The role of radiotherapy in the treatment of LGNPPA has been emphasized in several studies. Wang et al reported a case without locoregional recurrence or distant metastasis after postoperative adjuvant photodynamic therapy.16 In our study, three patients underwent radiotherapy before primary surgery and the volume of the neoplasm decreased. Additionally, two patients underwent radiotherapy after radical surgery. There was no recurrence in these five patients. These outcomes might indicate that the tumor cells reacted to radiation to some extent and combined radiotherapy could help improve the disease-free survival time. Because of the limited number of patients who underwent radiotherapy, further study is needed to clarify the role of radiotherapy in treating LGNPPA.

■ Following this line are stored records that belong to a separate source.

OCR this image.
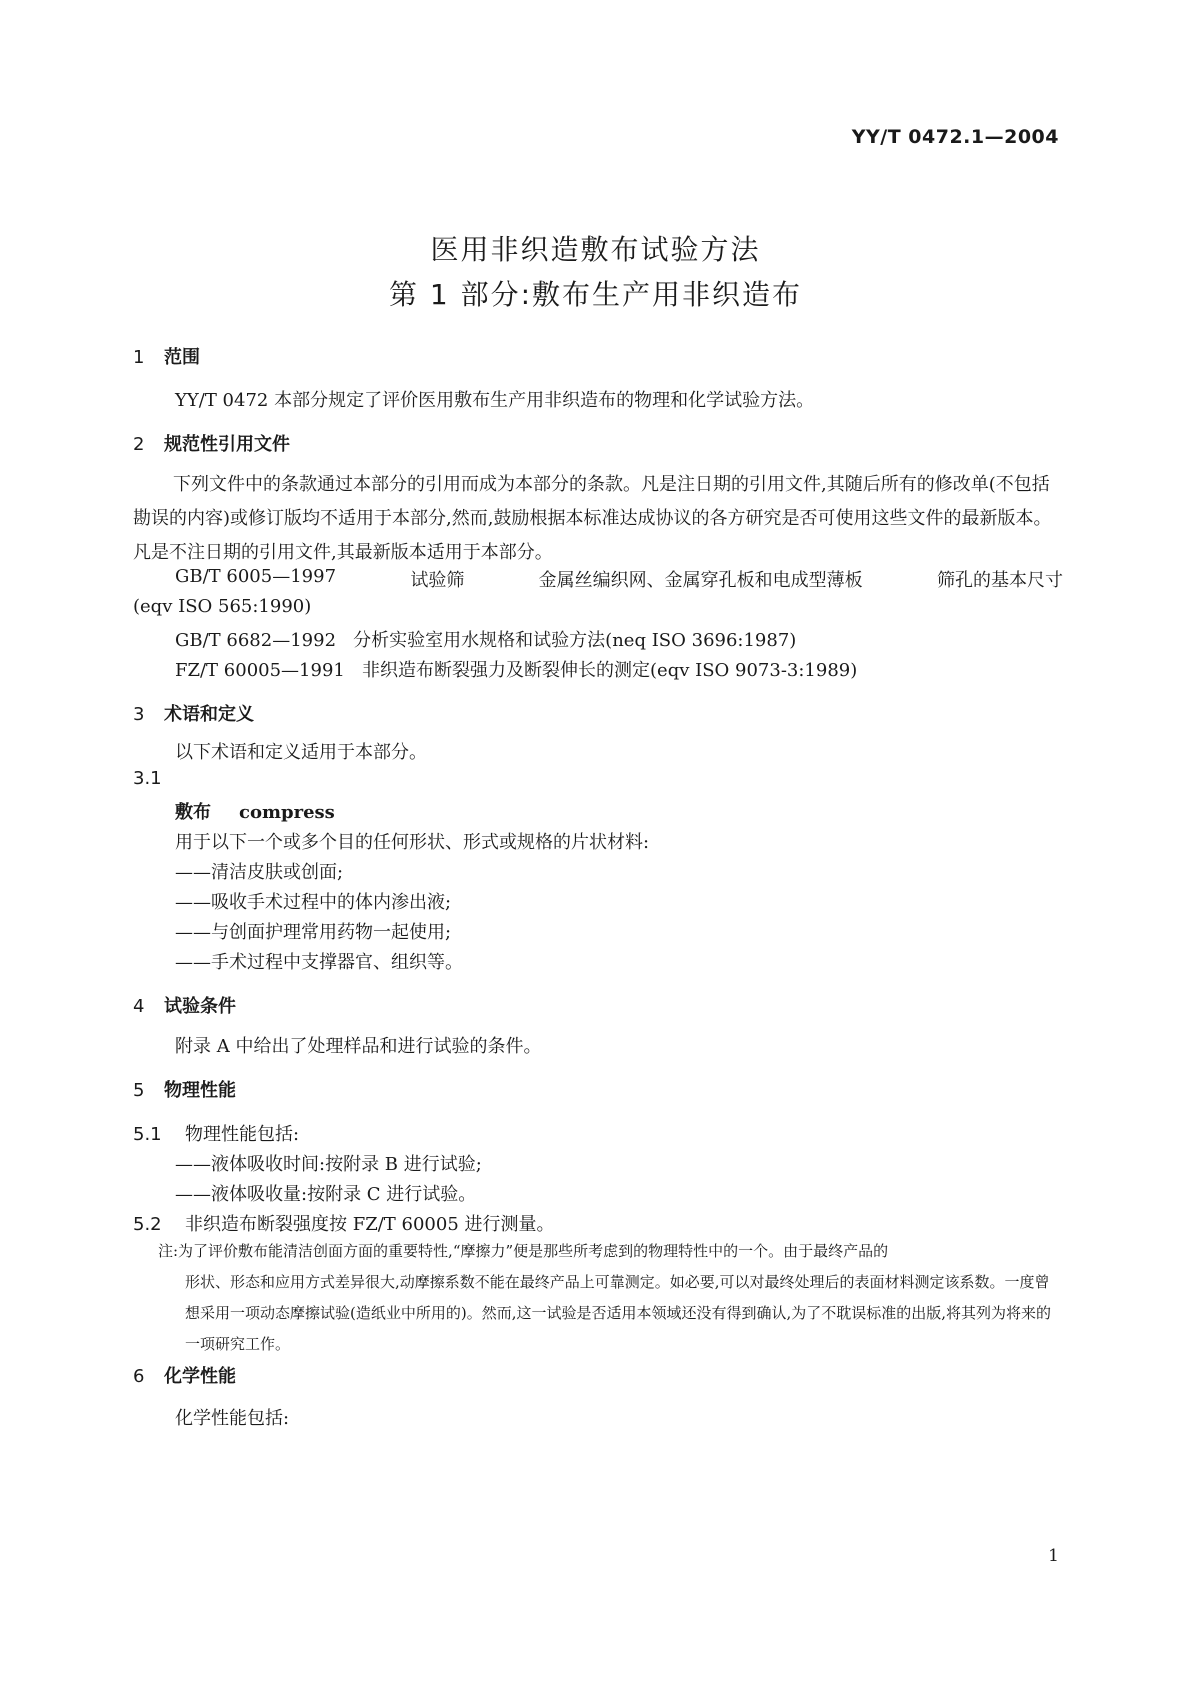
YY/T 0472.1—2004
医用非织造敷布试验方法
第 1 部分:敷布生产用非织造布
1 范围
YY/T 0472 本部分规定了评价医用敷布生产用非织造布的物理和化学试验方法。
2 规范性引用文件
下列文件中的条款通过本部分的引用而成为本部分的条款。凡是注日期的引用文件,其随后所有的修改单(不包括勘误的内容)或修订版均不适用于本部分,然而,鼓励根据本标准达成协议的各方研究是否可使用这些文件的最新版本。凡是不注日期的引用文件,其最新版本适用于本部分。
GB/T 6005—1997	试验筛	金属丝编织网、金属穿孔板和电成型薄板	筛孔的基本尺寸
(eqv ISO 565:1990)
GB/T 6682—1992   分析实验室用水规格和试验方法(neq ISO 3696:1987)
FZ/T 60005—1991   非织造布断裂强力及断裂伸长的测定(eqv ISO 9073-3:1989)
3 术语和定义
以下术语和定义适用于本部分。
3.1
敷布 compress
用于以下一个或多个目的任何形状、形式或规格的片状材料:
——清洁皮肤或创面;
——吸收手术过程中的体内渗出液;
——与创面护理常用药物一起使用;
——手术过程中支撑器官、组织等。
4 试验条件
附录 A 中给出了处理样品和进行试验的条件。
5 物理性能
5.1 物理性能包括:
——液体吸收时间:按附录 B 进行试验;
——液体吸收量:按附录 C 进行试验。
5.2 非织造布断裂强度按 FZ/T 60005 进行测量。
注:为了评价敷布能清洁创面方面的重要特性,“摩擦力”便是那些所考虑到的物理特性中的一个。由于最终产品的
形状、形态和应用方式差异很大,动摩擦系数不能在最终产品上可靠测定。如必要,可以对最终处理后的表面材料测定该系数。一度曾想采用一项动态摩擦试验(造纸业中所用的)。然而,这一试验是否适用本领域还没有得到确认,为了不耽误标准的出版,将其列为将来的一项研究工作。
6 化学性能
化学性能包括:
1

Most nasopharyngeal tumors originating from the nasopharyngeal epithelium are often associated with Epstein–Barr virus. However, a close relationship between LGNPPA and Epstein–Barr virus has not been confirmed.5 Negative reactivity for Epstein–Barr virus encoded RNA (EBER)3,4,6,7,9,17,18 and latent membrane protein (LMP1)9 tumor cells was reported using in situ hybridization. KRAS, NRAS, and BRAF (V600E) gene mutations were not found in most previous studies.6,11,13 EGFR and ALK gene mutations have also been reported to be negative.11 However, due to the limited number of studies, further investigation is needed to elucidate the pathogenesis of LGNPPA.
In conclusion, LGNPPA is a rare indolent nasopharyngeal malignant tumor. We found that endonasal endoscopic excision was an effective treatment with an excellent prognosis. Because of the resemblance of TL-LGNPPA to metastatic PTC, pathologists and clinicians should take care to distinguish these types of neoplasm accurately to provide accurate diagnoses and choose the right treatment modality.
The authors do not have any potential conflicts of interest to disclose.